Which of the following AWS services can fulfill this requirement?
- Amazon RDS for PostgreSQL with cross-region read replicas
- Amazon Timestream
- Amazon Aurora Global Database
- Amazon Quantum Ledger Database (Amazon QLDB)
Amazon Aurora Global Database
Amazon Aurora Global Database is designed for globally distributed applications, allowing a single Amazon Aurora database to span multiple AWS regions. It replicates your data with no impact on database performance, enables fast local reads with low latency in each region, and provides disaster recovery from region-wide outages.
Aurora Global Database supports storage-based replication that has a latency of less than 1 second. If there is an unplanned outage, one of the secondary regions you assigned can be promoted to read and write capabilities in less than 1 minute. This feature is called Cross-Region Disaster Recovery. An RPO of 1 second and an RTO of less than 1 minute provide you a strong foundation for a global business continuity plan.
Hence, the correct answer is: Amazon Aurora Global Database.
Amazon Quantum Ledger Database (Amazon QLDB) is incorrect because it is stated in the scenario that the Solutions Architect needs to create a relational database and not a ledger database. An Amazon Quantum Ledger Database (QLDB) is a fully managed ledger database that provides a transparent, immutable, and cryptographically verifiable transaction log. Moreover, QLDB cannot provide an RPO of 1 second and an RTO of less than 1 minute.
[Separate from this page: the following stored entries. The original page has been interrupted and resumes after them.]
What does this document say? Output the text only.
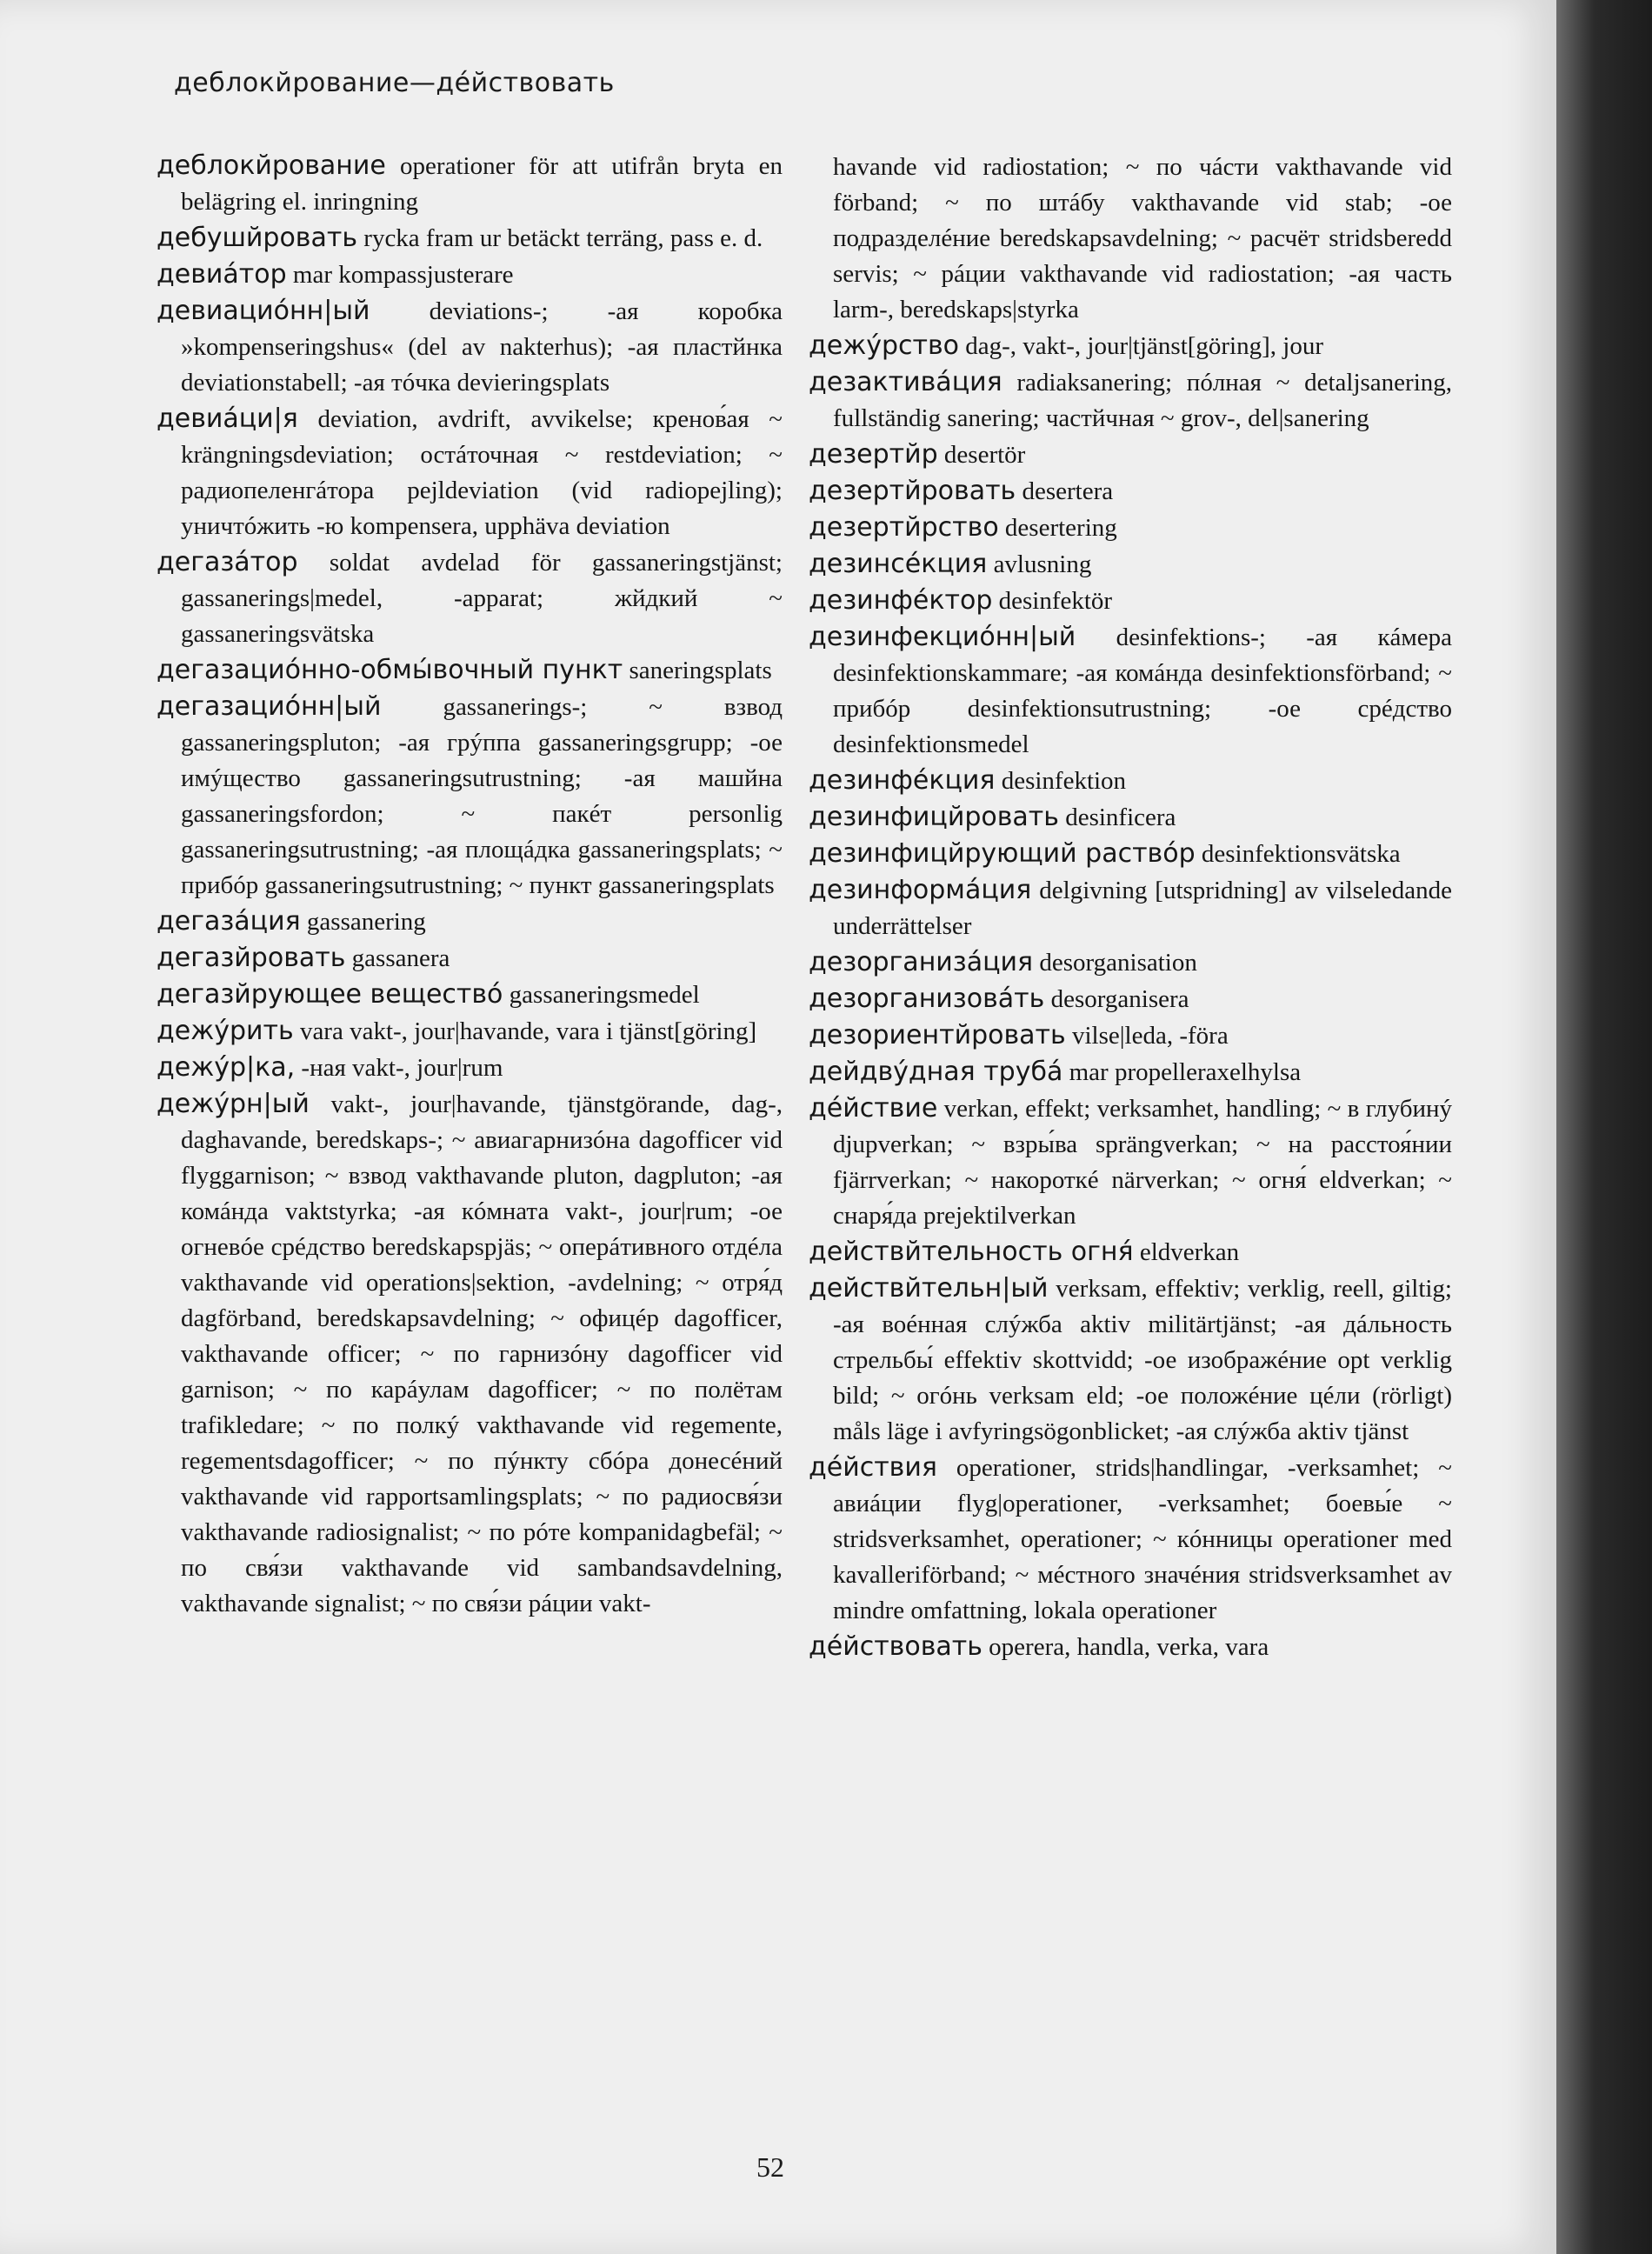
деблокйрование—дéйствовать

деблокйрование operationer för att utifrån bryta en belägring el. inringning

дебушйровать rycka fram ur betäckt terräng, pass e. d.

девиáтор mar kompassjusterare

девиациóнн|ый deviations-; -ая коробка »kompenseringshus« (del av nakterhus); -ая пластйнка deviationstabell; -ая тóчка devieringsplats

девиáци|я deviation, avdrift, avvikelse; кренов́ая ~ krängningsdeviation; остáточная ~ restdeviation; ~ радиопеленгáтора pejldeviation (vid radiopejling); уничтóжить -ю kompensera, upphäva deviation

дегазáтор soldat avdelad för gassaneringstjänst; gassanerings|medel, -apparat; жйдкий ~ gassaneringsvätska

дегазациóнно-обмы́вочный пункт saneringsplats

дегазациóнн|ый gassanerings-; ~ взвод gassaneringspluton; -ая грýппа gassaneringsgrupp; -ое имýщество gassaneringsutrustning; -ая машйна gassaneringsfordon; ~ пакéт personlig gassaneringsutrustning; -ая площáдка gassaneringsplats; ~ прибóр gassaneringsutrustning; ~ пункт gassaneringsplats

дегазáция gassanering

дегазйровать gassanera

дегазйрующее веществó gassaneringsmedel

дежýрить vara vakt-, jour|havande, vara i tjänst[göring]

дежýр|ка, -ная vakt-, jour|rum

дежýрн|ый vakt-, jour|havande, tjänstgörande, dag-, daghavande, beredskaps-; ~ авиагарнизóна dagofficer vid flyggarnison; ~ взвод vakthavande pluton, dagpluton; -ая комáнда vaktstyrka; -ая кóмната vakt-, jour|rum; -ое огневóе срéдство beredskapspjäs; ~ оперáтивного отдéла vakthavande vid operations|sektion, -avdelning; ~ отря́д dagförband, beredskapsavdelning; ~ офицéр dagofficer, vakthavande officer; ~ по гарнизóну dagofficer vid garnison; ~ по карáулам dagofficer; ~ по полётам trafikledare; ~ по полкý vakthavande vid regemente, regementsdagofficer; ~ по пýнкту сбóра донесéний vakthavande vid rapportsamlingsplats; ~ по радиосвя́зи vakthavande radiosignalist; ~ по рóте kompanidagbefäl; ~ по свя́зи vakthavande vid sambandsavdelning, vakthavande signalist; ~ по свя́зи рáции vakt-

havande vid radiostation; ~ по чáсти vakthavande vid förband; ~ по штáбу vakthavande vid stab; -ое подразделéние beredskapsavdelning; ~ расчёт stridsberedd servis; ~ рáции vakthavande vid radiostation; -ая часть larm-, beredskaps|styrka

дежýрство dag-, vakt-, jour|tjänst[göring], jour

дезактивáция radiaksanering; пóлная ~ detaljsanering, fullständig sanering; частйчная ~ grov-, del|sanering

дезертйр desertör

дезертйровать desertera

дезертйрство desertering

дезинсéкция avlusning

дезинфéктор desinfektör

дезинфекциóнн|ый desinfektions-; -ая кáмера desinfektionskammare; -ая комáнда desinfektionsförband; ~ прибóр desinfektionsutrustning; -ое срéдство desinfektionsmedel

дезинфéкция desinfektion

дезинфицйровать desinficera

дезинфицйрующий раствóр desinfektionsvätska

дезинформáция delgivning [utspridning] av vilseledande underrättelser

дезорганизáция desorganisation

дезорганизовáть desorganisera

дезориентйровать vilse|leda, -föra

дейдвýдная трубá mar propelleraxelhylsa

дéйствие verkan, effekt; verksamhet, handling; ~ в глубинý djupverkan; ~ взры́ва sprängverkan; ~ на расстоя́нии fjärrverkan; ~ накороткé närverkan; ~ огня́ eldverkan; ~ снаря́да prejektilverkan

действйтельность огня́ eldverkan

действйтельн|ый verksam, effektiv; verklig, reell, giltig; -ая воéнная слýжба aktiv militärtjänst; -ая дáльность стрельбы́ effektiv skottvidd; -ое изображéние opt verklig bild; ~ огóнь verksam eld; -ое положéние цéли (rörligt) måls läge i avfyringsögonblicket; -ая слýжба aktiv tjänst

дéйствия operationer, strids|handlingar, -verksamhet; ~ авиáции flyg|operationer, -verksamhet; боевы́е ~ stridsverksamhet, operationer; ~ кóнницы operationer med kavalleriförband; ~ мéстного значéния stridsverksamhet av mindre omfattning, lokala operationer

дéйствовать operera, handla, verka, vara

52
Amazon RDS for PostgreSQL with cross-region read replicas is incorrect. While this option can help with disaster recovery, it doesn’t meet the specified RPO and RTO requirements in the scenario. Replication lag in cross-region read replicas can take several minutes to complete, which could prevent the company from meeting the RPO of 1 second
Amazon Timestream is incorrect because this is a serverless time series database service that is commonly used for IoT and operational applications. The most suitable solution for this scenario is to use the Amazon Aurora Global Database since it can provide the required RPO and RTO.